Oky is an app to help girls with their monthly periods by providing trustworthy health information and a way to track their monthly cycle.

Why did UNICEF create Oky?

UNICEF created Oky as part of its mission to promote girl’s education and health, by addressing one of the world’s biggest taboos: menstruation.

During puberty, many physical and emotional changes happen, including menstruation. If girls are unaware of what is happening the experience can be stressful and disrupt their lives. When girls lack information, it can also make it hard for them to ask their parents, teachers, guardians, carers and health workers for help if there's a problem.

Tracking their periods can also help girls plan ahead so they don't have to miss out on things like education, and girls who are informed about this natural part of their bodies are more likely to stay healthy and happy as they will be more equipped to spot a problem if it occurs.

As a parent, you might also find the information on this app interesting. Many parents find having more information about these topics helps them feel more comfortable preparing their daughters for womanhood or answering questions.

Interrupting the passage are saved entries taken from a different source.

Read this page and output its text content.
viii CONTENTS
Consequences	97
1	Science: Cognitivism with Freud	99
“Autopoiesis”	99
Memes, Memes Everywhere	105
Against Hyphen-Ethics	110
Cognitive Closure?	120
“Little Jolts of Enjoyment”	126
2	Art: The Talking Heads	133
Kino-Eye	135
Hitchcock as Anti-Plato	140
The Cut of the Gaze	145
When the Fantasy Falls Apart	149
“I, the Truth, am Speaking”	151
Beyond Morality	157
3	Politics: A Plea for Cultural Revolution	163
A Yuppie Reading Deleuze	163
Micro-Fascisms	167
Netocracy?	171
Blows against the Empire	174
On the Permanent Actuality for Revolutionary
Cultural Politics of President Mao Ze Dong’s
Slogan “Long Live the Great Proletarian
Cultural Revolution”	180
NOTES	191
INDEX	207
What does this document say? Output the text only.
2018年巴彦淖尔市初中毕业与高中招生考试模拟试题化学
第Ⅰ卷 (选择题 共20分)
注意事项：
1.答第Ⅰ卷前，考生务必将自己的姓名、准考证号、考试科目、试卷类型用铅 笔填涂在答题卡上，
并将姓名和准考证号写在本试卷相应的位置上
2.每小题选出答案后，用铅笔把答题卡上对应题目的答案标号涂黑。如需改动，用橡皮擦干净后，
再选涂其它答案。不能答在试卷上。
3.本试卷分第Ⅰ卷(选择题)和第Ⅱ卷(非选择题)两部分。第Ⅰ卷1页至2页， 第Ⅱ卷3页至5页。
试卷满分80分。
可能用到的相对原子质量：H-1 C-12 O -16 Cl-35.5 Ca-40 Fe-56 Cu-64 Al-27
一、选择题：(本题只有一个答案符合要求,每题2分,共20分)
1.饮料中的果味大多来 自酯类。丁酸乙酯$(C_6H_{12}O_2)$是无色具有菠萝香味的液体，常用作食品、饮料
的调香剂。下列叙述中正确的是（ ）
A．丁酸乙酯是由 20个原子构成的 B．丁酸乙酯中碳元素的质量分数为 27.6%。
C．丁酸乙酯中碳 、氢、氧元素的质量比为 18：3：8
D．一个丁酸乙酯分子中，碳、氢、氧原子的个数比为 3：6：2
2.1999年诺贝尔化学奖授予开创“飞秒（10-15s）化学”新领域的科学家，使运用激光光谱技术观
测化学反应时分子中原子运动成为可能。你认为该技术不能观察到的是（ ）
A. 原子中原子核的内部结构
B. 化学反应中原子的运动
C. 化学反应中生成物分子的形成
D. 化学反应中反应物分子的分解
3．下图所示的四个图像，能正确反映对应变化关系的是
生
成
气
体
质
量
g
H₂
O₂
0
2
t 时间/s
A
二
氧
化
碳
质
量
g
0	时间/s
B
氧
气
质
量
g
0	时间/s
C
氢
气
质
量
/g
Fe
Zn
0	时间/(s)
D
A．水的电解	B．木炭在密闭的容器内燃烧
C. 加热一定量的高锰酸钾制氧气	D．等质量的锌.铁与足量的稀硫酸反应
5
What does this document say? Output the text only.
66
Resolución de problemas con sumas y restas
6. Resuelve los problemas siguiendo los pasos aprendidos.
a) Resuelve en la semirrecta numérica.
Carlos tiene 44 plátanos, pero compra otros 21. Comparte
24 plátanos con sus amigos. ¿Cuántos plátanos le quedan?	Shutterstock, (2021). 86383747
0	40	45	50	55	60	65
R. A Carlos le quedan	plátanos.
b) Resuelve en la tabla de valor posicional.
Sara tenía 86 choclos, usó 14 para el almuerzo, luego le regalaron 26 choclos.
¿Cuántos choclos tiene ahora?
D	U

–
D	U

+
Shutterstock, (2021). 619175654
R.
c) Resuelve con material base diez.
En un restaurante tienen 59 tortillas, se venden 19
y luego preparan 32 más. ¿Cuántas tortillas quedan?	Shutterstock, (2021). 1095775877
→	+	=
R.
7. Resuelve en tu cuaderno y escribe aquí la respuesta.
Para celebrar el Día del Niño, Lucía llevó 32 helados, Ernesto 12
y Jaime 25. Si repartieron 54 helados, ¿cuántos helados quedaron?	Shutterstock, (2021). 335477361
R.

How did UNICEF create Oky?

We spent months talking to more than 400 girls, but also boys, parents, teachers and health workers in Mongolia and Indonesia, in order to learn about their lives and the impact of periods on their happiness and health.

We co-created Oky in this way to make sure it would offer something many people told us girls needed. We also worked with our education and medical experts to ensure that Oky reflects UNICEF’s high health standards and guidelines. And of course we made sure that the app takes into account social and cultural norms in different countries.